In 1936 werd de halte Haren opgeheven. Het haltegebouwtje bleef nog tot ver in
de jaren zestig bestaan
In de twintigste eeuw ontwikkelde Haren zich
steeds meer tot forenzenplaats. Aanvankelijk bestond het nieuwe woningaanbod vooral
uit villa's, dit omdat forenzen een eeuw geleden vrijwel zonder uitzondering "welgestelden"
waren. Vanaf de jaren zestig begint Haren fors te groeien, zooral door de sterke
bevolkingsgroei en dankzij de gunstige ligging ten opzichte van de stad Groningen.
Die ontwikkelingen waren voor de NS reden om Haren na ruim dertig jaar weer van
een station te voorzien, ditmaal wat noordelijker gelegen. Zodoende sloot het
beter aan bij het dorp, alsook bij een nieuwbouwwijk dat ten oosten van het spoor
werd gerealiseerd. Er moest dus een geheel nieuw station komen. En dat in een
tijd dat Haren bepaald niet de enige plaats was dat van een nieuw station moest
worden voorzien. Bovendien verkeerde de NS destijds financieel in zeer zwaar weer.
De oplossing werd gevonden in het nog verder standaardiseren van het begrip "standaardontwerp".
Met andere woorden: er zou niet meer worden gevarieerd in formaat of indeling
van een gebouw. Bovendien moesten de afmetingen zo minimaal mogelijk zijn. Architect
Douma bedacht een serie gebouwtjes, die zowel qua vorm als formaat opvielen. En
qua bouwmaterialen, dit waren de eerste stationsgebouwtjes waar geen steen of
beton is toegepast, afgezien dan van de betonnen fundering. Ook de vorm van het
gebouwtje is -zeker voor een stationsgebouw- zeer opmerkelijk te noemen; het heeft
de vorm van een evenwijdige zeshoek, de zes gevels hebben allen dezelfde afmetingen.

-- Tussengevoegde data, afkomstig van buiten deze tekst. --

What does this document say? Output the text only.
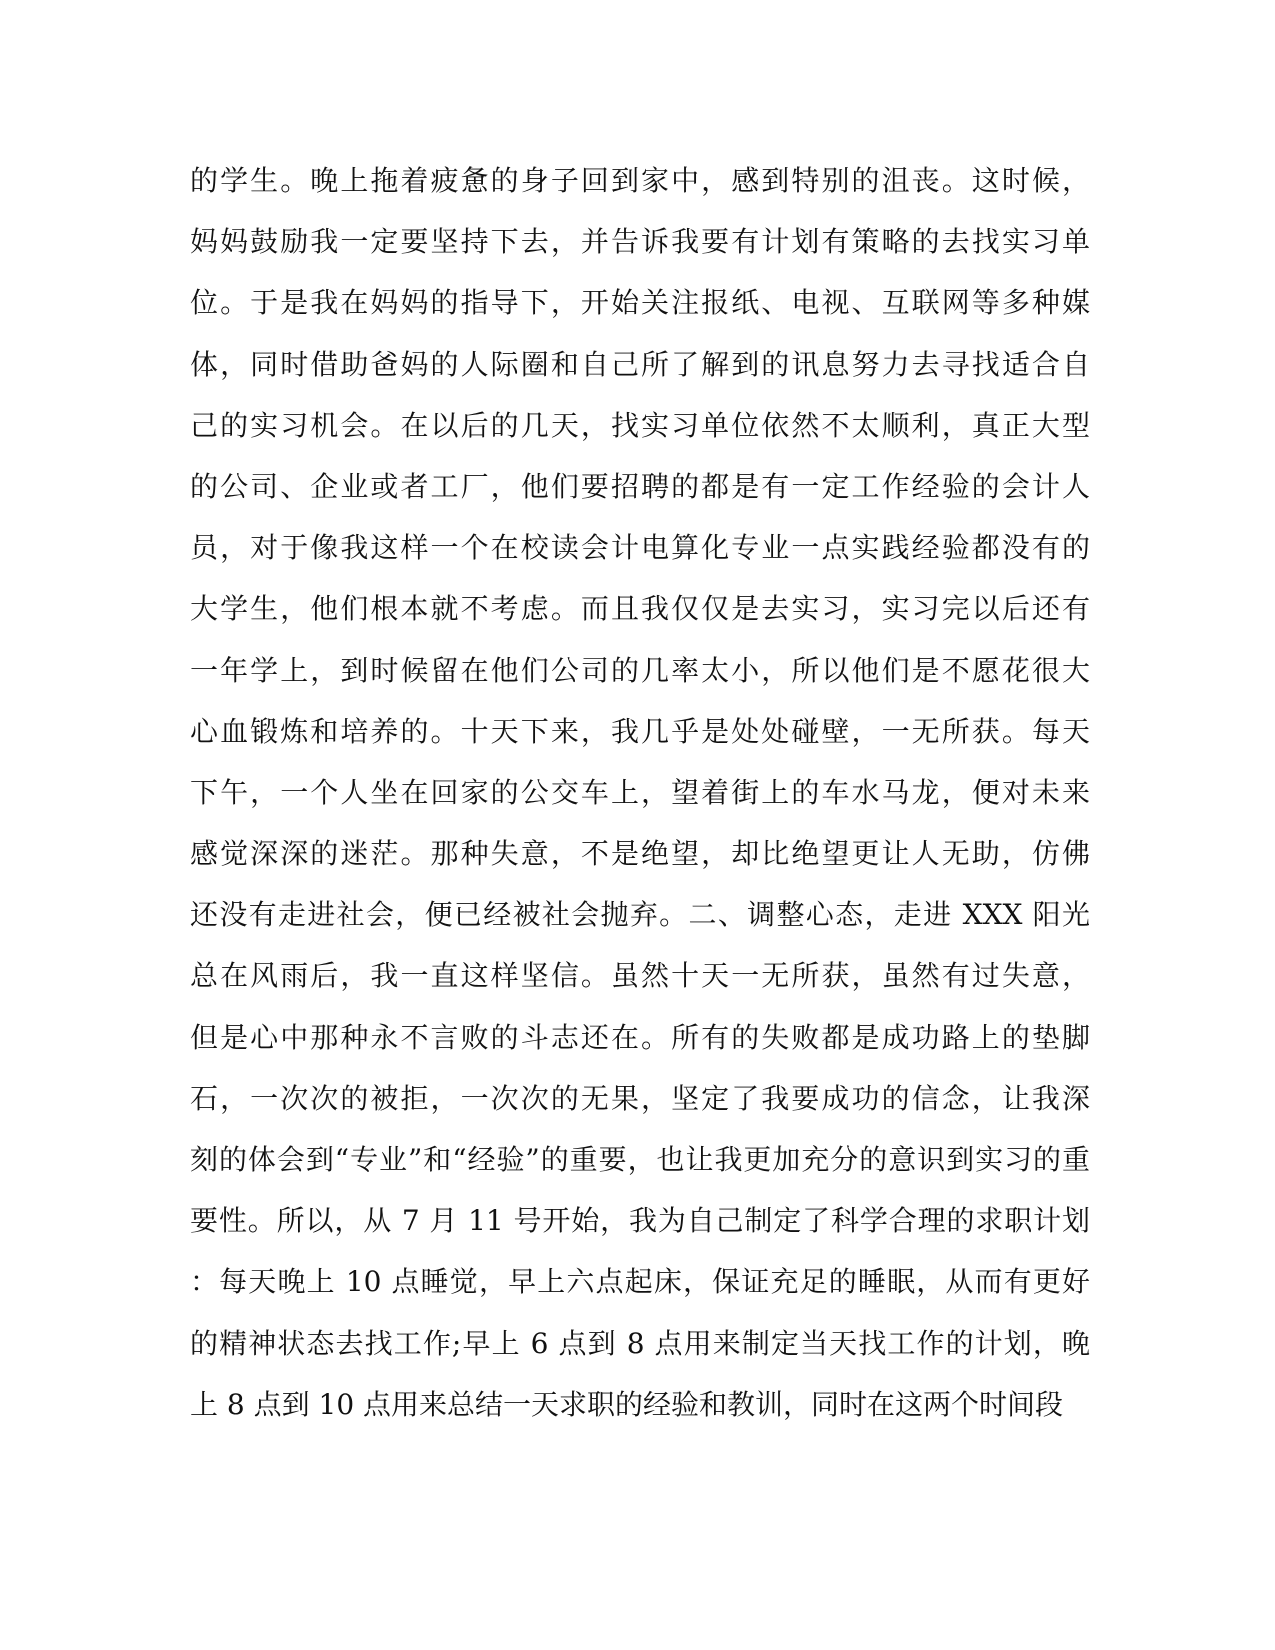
的学生。晚上拖着疲惫的身子回到家中，感到特别的沮丧。这时候，
妈妈鼓励我一定要坚持下去，并告诉我要有计划有策略的去找实习单
位。于是我在妈妈的指导下，开始关注报纸、电视、互联网等多种媒
体，同时借助爸妈的人际圈和自己所了解到的讯息努力去寻找适合自
己的实习机会。在以后的几天，找实习单位依然不太顺利，真正大型
的公司、企业或者工厂，他们要招聘的都是有一定工作经验的会计人
员，对于像我这样一个在校读会计电算化专业一点实践经验都没有的
大学生，他们根本就不考虑。而且我仅仅是去实习，实习完以后还有
一年学上，到时候留在他们公司的几率太小，所以他们是不愿花很大
心血锻炼和培养的。十天下来，我几乎是处处碰壁，一无所获。每天
下午，一个人坐在回家的公交车上，望着街上的车水马龙，便对未来
感觉深深的迷茫。那种失意，不是绝望，却比绝望更让人无助，仿佛
还没有走进社会，便已经被社会抛弃。二、调整心态，走进 XXX 阳光
总在风雨后，我一直这样坚信。虽然十天一无所获，虽然有过失意，
但是心中那种永不言败的斗志还在。所有的失败都是成功路上的垫脚
石，一次次的被拒，一次次的无果，坚定了我要成功的信念，让我深
刻的体会到“专业”和“经验”的重要，也让我更加充分的意识到实习的重
要性。所以，从 7 月 11 号开始，我为自己制定了科学合理的求职计划
：每天晚上 10 点睡觉，早上六点起床，保证充足的睡眠，从而有更好
的精神状态去找工作;早上 6 点到 8 点用来制定当天找工作的计划，晚
上 8 点到 10 点用来总结一天求职的经验和教训，同时在这两个时间段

Op die manier waren de bouwwerkjes flexiebel te plaatsen, ongeacht de positie
ten opzichte van de perrons. Dat was althans de theorie, in de praktijk bleken
de gebouwtjes slechts als stationsgebouw herkenbaar omdat er een uurwerk en een
NS-logo aan bevestigd is. Dankzij die vorm kregen de bouwsels al snel de bijnaam
"Sextanten", waarschijnlijk ontstaan als verbastering van het woord
"zeskant". De indeling van de gebouwtjes is bij allen hetzelfde; het
gebouw is in feite in tweeën gedeeld. De ene helft bestaat uit een wachtruimte
voor reizigers, het andere deel uit een plaatskaartenkantoor en een kleine dienstruimte.
Het snelgroeiende Haren kreeg in 1968 de primeur. Hier kwam het gebouwtje bij
het uiteinde van het westelijke perron te staan. Dat perron -waar de treinen richting
Assen stoppen- was tot voor kort via een brede trap te bereiken, het tegenoverliggende
perron middels een naast gelegen overpad. In de afgelopen jaren is het Harense
station flink op de schop gegaan. Directe aanleiding hiervoor is de aanleg van
een nieuwe fiets- en voetgangerstunnel, op de plaats van het beruchte overpad.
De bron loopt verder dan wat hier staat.